(Example 3) Help managers develop software quality improvement plans¶
Traditionally, software defect predictions can only generate predictions and provide an understanding at the global level through the use of ANOVA analysis or Random Forest’s feature importance[JTH19]. However, such predictions and global insights are still not actionable—i.e., developers do not know what actions they should follow or should not follow to improve the quality of software systems.
Let’s consider a scenario where a defect prediction model indicates that large file size is associated with defect-proneness. While this insight can help managers develop quality improvement plans that in the next development iteration, developers should maintain the lower file size to mitigate the risk of having defects. However, such insights do not provide a concrete suggestion of the optimal threshold of file size—i.e., what is the optimal file size that a file should be. Thus, a lack of such actionable guidance and a lack of optimal thresholds often leads to ineffective software quality improvement plans.
To generate actionable guidance, we propose to use a rule-based model-agnostic technique to generate a rule-based explanation for each prediction of defect prediction models. In particular, we first build file-level defect prediction models that are trained using traditional software features (e.g., lines of code, code complexity, the number of developers who edited a file) with a random forest classification technique. For each prediction, we apply a rule-based model-agnostic technique called LoRMikA[RTJ+21] to generate two types of actionable guidance (i.e., what developers should do to mitigate the risk of having defects and what developers should not do to avoid increasing the risk of having defects).

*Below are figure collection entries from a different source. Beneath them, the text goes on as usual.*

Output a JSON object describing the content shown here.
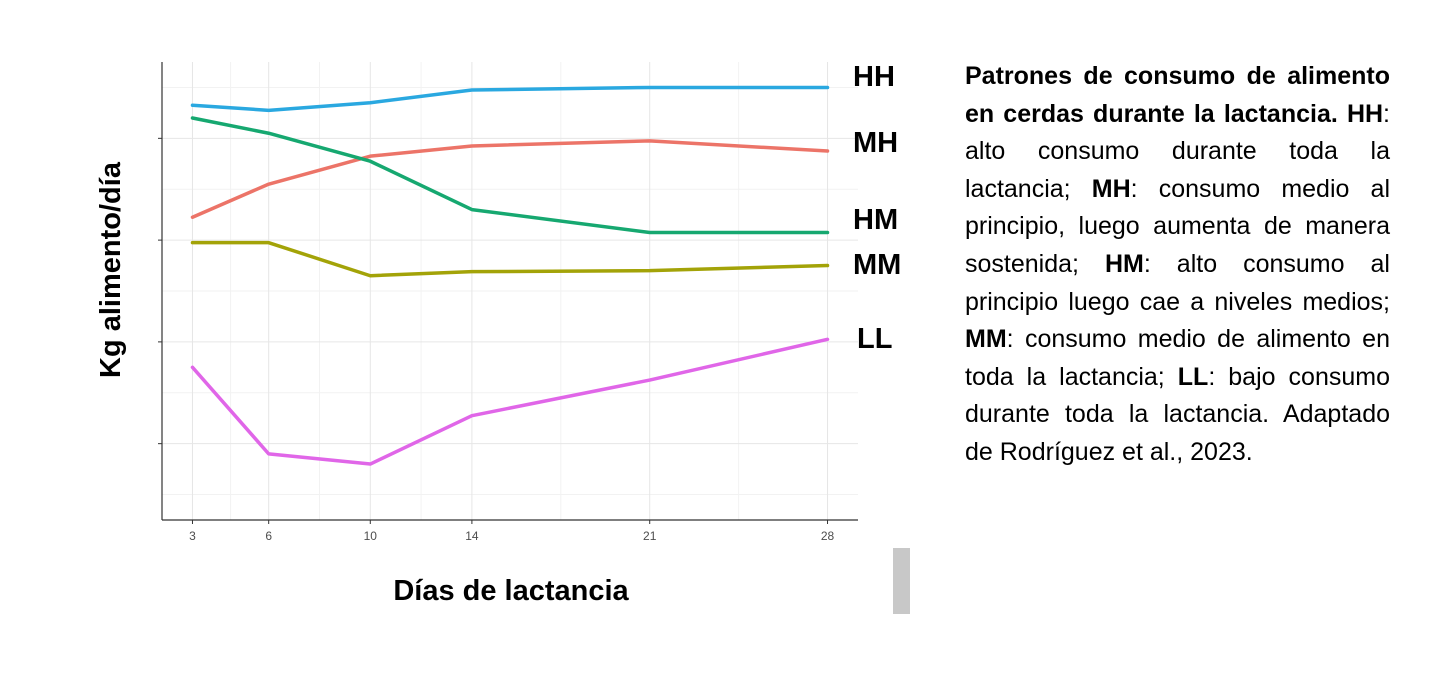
{
  "chart_data": {
    "type": "line",
    "xlabel": "Días de lactancia",
    "ylabel": "Kg alimento/día",
    "x": [
      3,
      6,
      10,
      14,
      21,
      28
    ],
    "xlim": [
      1.8,
      29.2
    ],
    "ylim": [
      0,
      9
    ],
    "y_ticks_labeled": false,
    "grid": true,
    "series": [
      {
        "name": "HH",
        "color": "#2aa8e0",
        "values": [
          8.15,
          8.05,
          8.2,
          8.45,
          8.5,
          8.5
        ]
      },
      {
        "name": "MH",
        "color": "#ec7468",
        "values": [
          5.95,
          6.6,
          7.15,
          7.35,
          7.45,
          7.25
        ]
      },
      {
        "name": "HM",
        "color": "#16a870",
        "values": [
          7.9,
          7.6,
          7.05,
          6.1,
          5.65,
          5.65
        ]
      },
      {
        "name": "MM",
        "color": "#a3a308",
        "values": [
          5.45,
          5.45,
          4.8,
          4.88,
          4.9,
          5.0
        ]
      },
      {
        "name": "LL",
        "color": "#e066e8",
        "values": [
          3.0,
          1.3,
          1.1,
          2.05,
          2.75,
          3.55
        ]
      }
    ]
  },
  "caption": {
    "title": "Patrones de consumo de alimento en cerdas durante la lactancia.",
    "items": [
      {
        "code": "HH",
        "text": ": alto consumo durante toda la lactancia; "
      },
      {
        "code": "MH",
        "text": ": consumo medio al principio, luego aumenta de manera sostenida; "
      },
      {
        "code": "HM",
        "text": ": alto consumo al principio luego cae a niveles medios; "
      },
      {
        "code": "MM",
        "text": ": consumo medio de alimento en toda la lactancia; "
      },
      {
        "code": "LL",
        "text": ": bajo consumo durante toda la lactancia. "
      }
    ],
    "source": "Adaptado de Rodríguez et al., 2023."
  }
}
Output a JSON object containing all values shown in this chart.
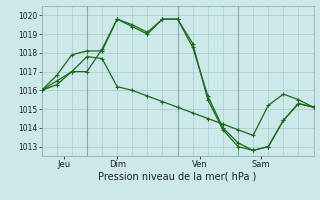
{
  "title": "Pression niveau de la mer( hPa )",
  "bg_color": "#cce8e8",
  "grid_color": "#aacccc",
  "line_color": "#1a6b1a",
  "xlim": [
    0,
    9.0
  ],
  "ylim": [
    1012.5,
    1020.5
  ],
  "yticks": [
    1013,
    1014,
    1015,
    1016,
    1017,
    1018,
    1019,
    1020
  ],
  "day_labels": [
    "Jeu",
    "Dim",
    "Ven",
    "Sam"
  ],
  "day_positions": [
    0.75,
    2.5,
    5.25,
    7.25
  ],
  "vlines": [
    1.5,
    4.5,
    6.5
  ],
  "series1_x": [
    0,
    0.5,
    1.0,
    1.5,
    2.0,
    2.5,
    3.0,
    3.5,
    4.0,
    4.5,
    5.0,
    5.5,
    6.0,
    6.5,
    7.0,
    7.5,
    8.0,
    8.5,
    9.0
  ],
  "series1_y": [
    1016.0,
    1016.5,
    1017.0,
    1017.0,
    1018.2,
    1019.8,
    1019.5,
    1019.1,
    1019.8,
    1019.8,
    1018.3,
    1015.7,
    1014.0,
    1013.2,
    1012.8,
    1013.0,
    1014.4,
    1015.3,
    1015.1
  ],
  "series2_x": [
    0,
    0.5,
    1.0,
    1.5,
    2.0,
    2.5,
    3.0,
    3.5,
    4.0,
    4.5,
    5.0,
    5.5,
    6.0,
    6.5,
    7.0,
    7.5,
    8.0,
    8.5,
    9.0
  ],
  "series2_y": [
    1016.0,
    1016.8,
    1017.9,
    1018.1,
    1018.1,
    1019.8,
    1019.4,
    1019.0,
    1019.8,
    1019.8,
    1018.5,
    1015.5,
    1013.9,
    1013.0,
    1012.8,
    1013.0,
    1014.4,
    1015.3,
    1015.1
  ],
  "series3_x": [
    0,
    0.5,
    1.0,
    1.5,
    2.0,
    2.5,
    3.0,
    3.5,
    4.0,
    4.5,
    5.0,
    5.5,
    6.0,
    6.5,
    7.0,
    7.5,
    8.0,
    8.5,
    9.0
  ],
  "series3_y": [
    1016.0,
    1016.3,
    1017.0,
    1017.8,
    1017.7,
    1016.2,
    1016.0,
    1015.7,
    1015.4,
    1015.1,
    1014.8,
    1014.5,
    1014.2,
    1013.9,
    1013.6,
    1015.2,
    1015.8,
    1015.5,
    1015.1
  ],
  "ylabel_fontsize": 6.5,
  "tick_fontsize": 5.5,
  "xlabel_fontsize": 7.0,
  "linewidth": 0.9,
  "markersize": 3.0
}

Fig. 11 presents an example of actionable guidance to help managers developing quality improvement plans. To decrease the risk of having defects, developers should consider (1) decrease the number of class and method declaration lines to less than 29 lines, (2) decrease the number of distinct developers to less than 2 developers, (3) increase the proportion of code ownership to more than 0.85, (4) decrease the number of blank lines to less than 8 lines, (5) decrease the number of output variables to less than 2 variables.
Nevertheless, to not increase the risk of having defects, developers should consider avoid decreasing the comment to code ratio and avoid increasing the number of minor or junior developers.